Stabilimento Roma



Lo Stabilimento Roma era il più importante stabilimento balneare di Ostia.
Fu costruito nel 1924 e fu minato dai Tedeschi e fatto saltare nella notte tra il 12 e il 13 dicembre 1943, e sorgeva lungo quello che oggi è Lungomare Paolo Toscanelli, nel Quartiere Lido di Ostia Levante.
Il 1918 erano iniziati, dopo i ritardi subiti a causa della guerra, i lavori per la ferrovia Roma Ostia da parte dell'ente SMIR (Sviluppo Marittimo e Industriale di Roma), istituito per gestire il porto di Ostia Nuova e la rete ferroviaria che la collegava con Roma.
Nel 1923 vista l'impossibilità della costruzione del porto marittimo, fu decisa la soppressione dello SMIR, le proprietà dell'ente passarono allo Stato ed il governo autorizzò la cessione gratuita al Comune di Roma.
Il nuovo concessionario della ferrovia Roma Ostia fu la Società Elettroferroviaria Italiana (SEFI), con cui fu stipulata la convenzione nel 1924.

Manifesto della SEFI che pubblicizza la vicinanza di Ostia a Roma grazie alla nuova ferrovia, 1926.

Contestualmente alla ultimazione della linea ferroviaria fu prevista dalla SEFI la costruzione di un grande stabilimento balneare sull'arenile di levante, posto in asse con la Chiesa Regina Pacis, allora in costruzione, per incoraggiare la funzione turistica del Lido di Roma.
Il progetto fu affidato nel 1924 al Professor Giovanni Battista Milani dell'Università di Roma, accademico di tendenze tradizionaliste.

Veduta prospettica dello stabilimento Roma, primo progetto di Giovanni Battista Milani, 1924.

Egli elaborò un grandioso stabilimento costituito da due edifici, uno sul lungomare, l'altro su una rotonda nell'acqua, entrambi collegati da un lungo pontile.
In parte era ispirato, nello sviluppo sia sulla spiaggia che sul mare, a strutture ottocentesche e novecentesche quali la rotonda della Jetéepromenade di Nizza e la rotonda a mare di Scheveningen in Olanda.
Lo stabilimento doveva chiamarsi "Roma è Vincitrice", poi abbreviato in Roma, chiaro quindi era il riferimento alla passate glorie della Roma antica.
Il Milani creò una incredibile fusione di stili e citazioni architettoniche, in una perfetta sintesi eclettica di tradizione e innovazione.
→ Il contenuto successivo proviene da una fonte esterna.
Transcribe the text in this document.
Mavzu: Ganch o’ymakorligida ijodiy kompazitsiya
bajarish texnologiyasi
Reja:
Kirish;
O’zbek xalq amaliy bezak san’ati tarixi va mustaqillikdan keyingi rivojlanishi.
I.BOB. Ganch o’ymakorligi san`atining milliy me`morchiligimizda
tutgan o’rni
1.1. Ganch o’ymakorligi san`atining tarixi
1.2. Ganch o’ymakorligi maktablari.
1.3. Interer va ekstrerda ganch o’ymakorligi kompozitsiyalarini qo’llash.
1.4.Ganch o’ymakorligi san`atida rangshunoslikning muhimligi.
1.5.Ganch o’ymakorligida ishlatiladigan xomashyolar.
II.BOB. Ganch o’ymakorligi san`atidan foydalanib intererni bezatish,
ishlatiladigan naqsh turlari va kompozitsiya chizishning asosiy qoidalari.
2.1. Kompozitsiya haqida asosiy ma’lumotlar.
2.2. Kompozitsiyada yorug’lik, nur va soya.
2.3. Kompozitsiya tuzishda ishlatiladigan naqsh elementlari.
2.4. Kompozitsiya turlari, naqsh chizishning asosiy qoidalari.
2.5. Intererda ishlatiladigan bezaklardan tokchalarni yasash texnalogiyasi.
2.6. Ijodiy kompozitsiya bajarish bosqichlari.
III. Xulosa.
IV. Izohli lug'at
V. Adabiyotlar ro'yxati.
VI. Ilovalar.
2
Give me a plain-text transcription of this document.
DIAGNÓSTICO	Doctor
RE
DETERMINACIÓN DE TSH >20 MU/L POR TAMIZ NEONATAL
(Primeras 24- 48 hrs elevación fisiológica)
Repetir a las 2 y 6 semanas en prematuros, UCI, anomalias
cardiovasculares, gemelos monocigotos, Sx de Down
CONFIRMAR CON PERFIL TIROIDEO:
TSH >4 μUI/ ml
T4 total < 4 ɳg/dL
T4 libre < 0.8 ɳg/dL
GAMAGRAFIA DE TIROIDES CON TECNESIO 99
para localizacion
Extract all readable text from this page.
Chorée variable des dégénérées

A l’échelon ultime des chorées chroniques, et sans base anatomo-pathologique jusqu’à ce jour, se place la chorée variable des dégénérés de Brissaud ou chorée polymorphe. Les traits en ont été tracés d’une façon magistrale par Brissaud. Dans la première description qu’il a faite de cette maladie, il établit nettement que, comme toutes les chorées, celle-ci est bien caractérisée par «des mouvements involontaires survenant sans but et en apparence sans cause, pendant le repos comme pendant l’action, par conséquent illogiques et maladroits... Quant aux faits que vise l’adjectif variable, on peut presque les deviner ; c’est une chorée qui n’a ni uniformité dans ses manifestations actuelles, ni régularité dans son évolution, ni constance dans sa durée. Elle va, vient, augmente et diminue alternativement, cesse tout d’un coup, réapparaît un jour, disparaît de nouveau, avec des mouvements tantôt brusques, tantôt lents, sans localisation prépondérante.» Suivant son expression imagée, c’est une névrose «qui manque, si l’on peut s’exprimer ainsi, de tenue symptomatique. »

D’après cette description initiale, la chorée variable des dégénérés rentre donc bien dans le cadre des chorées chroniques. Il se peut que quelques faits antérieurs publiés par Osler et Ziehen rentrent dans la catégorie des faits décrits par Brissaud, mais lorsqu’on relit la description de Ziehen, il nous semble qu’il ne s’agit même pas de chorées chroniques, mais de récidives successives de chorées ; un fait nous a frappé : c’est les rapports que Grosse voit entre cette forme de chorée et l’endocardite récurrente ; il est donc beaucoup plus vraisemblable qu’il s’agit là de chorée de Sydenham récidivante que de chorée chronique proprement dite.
I materiali utilizzati erano i più moderni: il cemento armato a vista per tutte le strutture, in tal modo venivano a crearsi effetti di colore con la capacità di fondersi "con la tinta bluastra del mare e del cielo, amalgamando il paesaggio e l'edificio in una natura sola". Le architetture, così come le decorazioni pittoriche e le statue, erano invece influenzate soprattutto dall'arte romana dell'età imperiale.

Vista dello stabilimento Roma dal lungomare.

Il fabbricato di terra era ispirato, inevitabilmente per la destinazione balneare del complesso, al frigidarium delle Terme di Caracalla, di cui riprendeva la tripartizione in grandi arcate sul versante verso la città, e la grande sala interna.

Lo stabilimento Roma in costruzione nel 1924.

Questo fu il primo edificio ad essere costruito nel 1924, quì il 10 agosto dello stesso anno fu offerto al capo del Governo Benito Mussolini, che aveva appena inaugurato la ferrovia Roma Ostia, un pranzo di gala organizzato dalla società SEFI, anche se l'edificio none era ancora ultimato.

La rotonda costruita alla fine del pontile nel 1925.

Contemporaneamente vennero gettate le fondamenta del lungo pontile (62 m. e largo 6.5 m.), che terminava in una rotonda su palafitte realizzata nel 1925.
Il 1 luglio 1925 lo stabilimento fu aperto al pubblico con un grande entusiasmo popolare, e la frequentazione della ricca borghesia romana.

Primo progetto dell'edificio sulla rotonda a mare con i padiglioni laterali, 1924.

Sulla rotonda a mare fu progettato da Milani l'edificio del ristorante di cui furono redatti due progetti, il primo più esteso con un edificio centrale a cupola affiancato da due piccoli padiglioni di ispirazione termale, il secondo comprendente solo l'edificio a cupola. Soprattutto nel primo progetto forte è il richiamo nell'impianto strutturale al padiglione liberty del Vestibolo d'onore che Raimondo D'Aronco realizzò per l'Esposizione Internazionale d'Arte Moderna di Torino nel 1902, da cui vengono ripresi i contrafforti che sostenevano la cupola e si incurvavano esternamente per terminare su pilastri occupati da gruppi statuari.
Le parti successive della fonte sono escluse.